In order to confirm that the sugar chain polymer was immobilized on the plate, an attempt was made to detect the sugar chain terminal structure with a lectin. SAα2,3Gal, SAα2,6Gal, and SA-free sugar chain polymer (50 ng / well) diluted in ethanol were added to a 96-well microplate (Costar Universal-BIND) and evaporated at 4 ° C for 2 hours under reduced pressure. It was dried and solidified by UV irradiation (256 nm) for 1 minute. After washing 5 times with PBS, blocking was performed overnight at 4 ° C with a 1% degreased BSA-PBS suspension (300 μL / well). After washing 5 times with PBS, biotin-labeled SSA (J-Oil Mills product number: J218) or biotin-labeled MAM (J-Oil Mills product number: J210) at 100 μL / well (5 μg / mL) at room temperature for 2 hours. It was reacted. After washing 5 times with PBS, the reaction was carried out with HRP-labeled streptavidin (130 μL / well) at room temperature for 1 hour. It was washed 5 times with PBS and colored with 100 mM citric acid-phosphate buffer (100 μL / well) supplemented with o-phenylenediamine hydrochloride and H 2 O 2 at room temperature for 10 minutes. The color reaction was stopped with 1N sulfuric acid (100 μL / well), and the absorbance at 492/630 nm was measured. It was confirmed that SSA was strongly bound to the SAα2,6Gal sugar chain polymer and MAM was strongly bound to the SAα2,3Gal sugar chain polymer, and each sugar chain polymer was immobilized on the plate (Fig. 2).

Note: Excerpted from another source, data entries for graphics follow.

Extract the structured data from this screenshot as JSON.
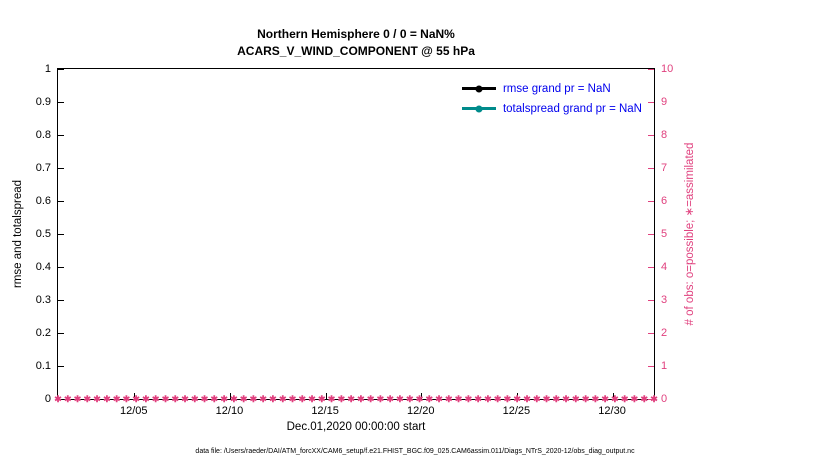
{
  "figure": {
    "footer": "data file: /Users/raeder/DAI/ATM_forcXX/CAM6_setup/f.e21.FHIST_BGC.f09_025.CAM6assim.011/Diags_NTrS_2020-12/obs_diag_output.nc"
  },
  "chart_data": {
    "type": "line",
    "title": "Northern Hemisphere 0 / 0 = NaN%",
    "subtitle": "ACARS_V_WIND_COMPONENT @ 55 hPa",
    "xlabel": "Dec.01,2020 00:00:00 start",
    "ylabel_left": "rmse and totalspread",
    "ylabel_right": "# of obs: o=possible; ∗=assimilated",
    "ylim_left": [
      0,
      1
    ],
    "ylim_right": [
      0,
      10
    ],
    "y_ticks_left": [
      "0",
      "0.1",
      "0.2",
      "0.3",
      "0.4",
      "0.5",
      "0.6",
      "0.7",
      "0.8",
      "0.9",
      "1"
    ],
    "y_ticks_right": [
      "0",
      "1",
      "2",
      "3",
      "4",
      "5",
      "6",
      "7",
      "8",
      "9",
      "10"
    ],
    "x_tick_labels": [
      "12/05",
      "12/10",
      "12/15",
      "12/20",
      "12/25",
      "12/30"
    ],
    "x_range": "Dec 01 2020 through Jan 01 2021",
    "grid": false,
    "legend_position": "upper right inside, no box",
    "legend_text_color": "#0000ee",
    "series": [
      {
        "name": "rmse",
        "legend": "rmse grand pr = NaN",
        "color": "#000000",
        "values": [],
        "note": "all values NaN - no line visible"
      },
      {
        "name": "totalspread",
        "legend": "totalspread grand pr = NaN",
        "color": "#008b8b",
        "values": [],
        "note": "all values NaN - no line visible"
      }
    ],
    "obs_counts": {
      "possible": 0,
      "assimilated": 0,
      "plotted_value": 0,
      "marker_color": "#e0407e",
      "marker_symbols": "o and *",
      "marker_count": 62,
      "note": "dense row of pink markers along y=0 on right axis scale"
    },
    "right_axis_color": "#e0407e"
  }
}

Since this experiment used a homogenized sugar chain structure, the difference in sugar chain structure could be clearly detected by the lectin. However, it is dangerous to try to clearly interpret the expression of sugar chains of various structures in actual tissues and cells only by lectin staining. MAM does not react with O-type sugar chains, SSA reacts with O-type sugar chains, and also reacts with SAα2,6GalNAc (GalNAc is N -acetylgalactosamine), or lectin reactivity due to differences in SA molecular species. It seems that it is necessary to understand the sugar chain binding characteristics of lectins in the literature, etc. before using them.